OKR: trasparenza e coinvolgimento
Dietro gli OKR c’è un mindset e un approccio strategico che non si innesta facilmente. Cambiano in maniera drastica il modello di leadership e la gestione delle priorità in azienda. Come? Con due semplici mosse: trasparenza e coinvolgimento.
- Trasparenza perché il framework si basa sulla condivisione chiara a tutti di tutti gli obiettivi e i risultati. Gli OKR, sia di team sia individuali, sono visibili a tutti.
- Coinvolgimento perché tutti sono parte attiva del processo di creazione degli OKR. Ognuno contribuisce costruendo insieme al proprio manager (più coach e meno boss) e al proprio team.
La creazione degli OKR è il risultato di un gioco di squadra che nasce quando i vertici dell’organizzazione iniziano a dialogare in maniera continuativa e costruttiva con i vari team di lavoro. Il processo decisionale diventa più snello, distribuito e condiviso.
Perché gli OKR sono la chiave per la tua organizzazione
Lo Smart Working si fonda su un assunto basilare: la fiducia. Ciò significa responsabilizzare le persone, renderle consapevoli circa il proprio lavoro e, soprattutto, le potenzialità ad esso connesse, metterle in condizione di prendere scelte autonomamente senza processi di approvazione top down.
In altri termini, spostare il baricentro decisionale verso il basso (se intendiamo un’organizzazione gerarchica). In realtà utilizzare il termine “basso” sarebbe errato nella concezione di organizzazione moderna, ma lo utilizzo volutamente perché la fotografia attuale è quella di aziende con più livelli gerarchici e decisionali, progettate e costruite per competere in un mercato che – ahimè – è anni luce lontano rispetto a quello attuale.
Sarebbe molto più corretto parlare di “punti di contatto” piuttosto che “basso”, intendendo tutte quelle persone che in un’organizzazione distribuita e flat, prendono decisioni verso l’esterno e verso l’interno.
Leggi anche Organizzazione distribuita e collaborazione digitale: il binomio perfetto per il futuro
Gli OKR sono il framework che abilita quanto detto finora. Sono quel modello che accelera ogni processo di crescita dell’organizzazione. Le persone prendono il “controllo” del proprio lavoro e agiscono in maniera più consapevole per il benessere individuale e collettivo.

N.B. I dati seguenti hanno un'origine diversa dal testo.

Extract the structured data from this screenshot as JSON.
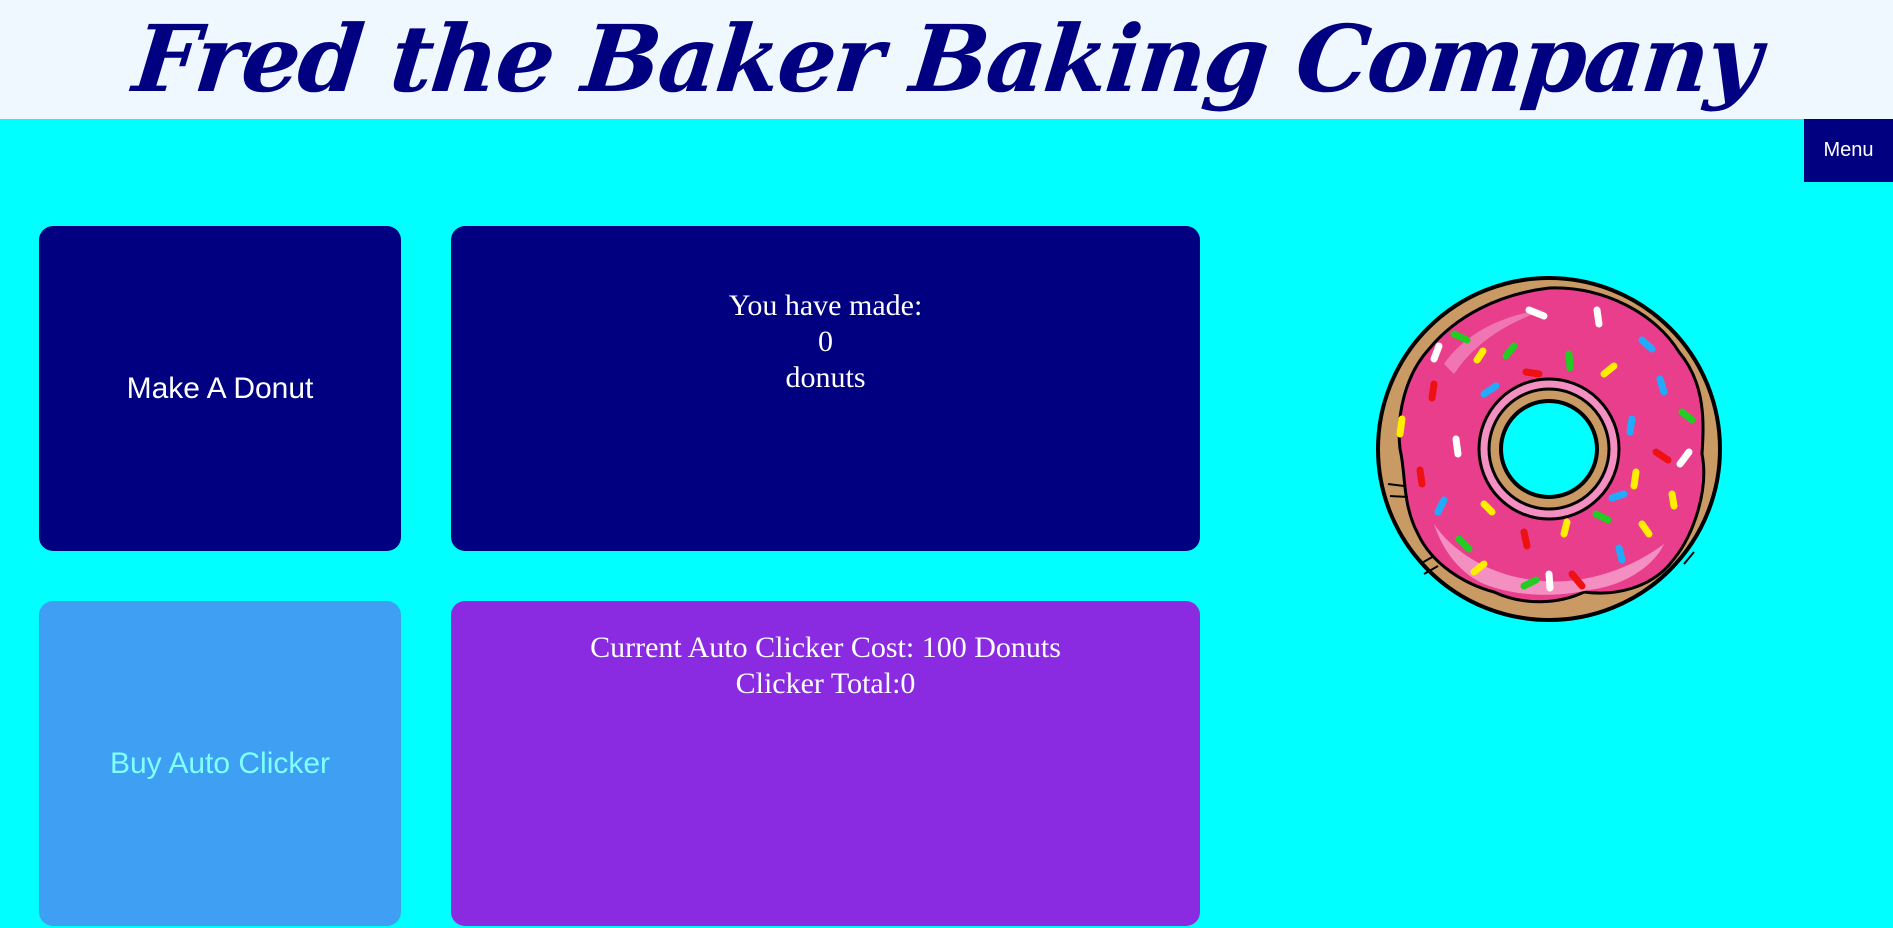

Ma fai attenzione! Stiamo trasformando il modo di concepire il lavoro abbandonando gli schemi tradizionali in cui le persone erano più bracci esecutori che menti pensanti. I problemi e le decisioni erano responsabilità del management, con lo Smart Working sono di tutti. E gli OKR sono l’unica strada percorribile per far decollare nuovi modi di lavorare.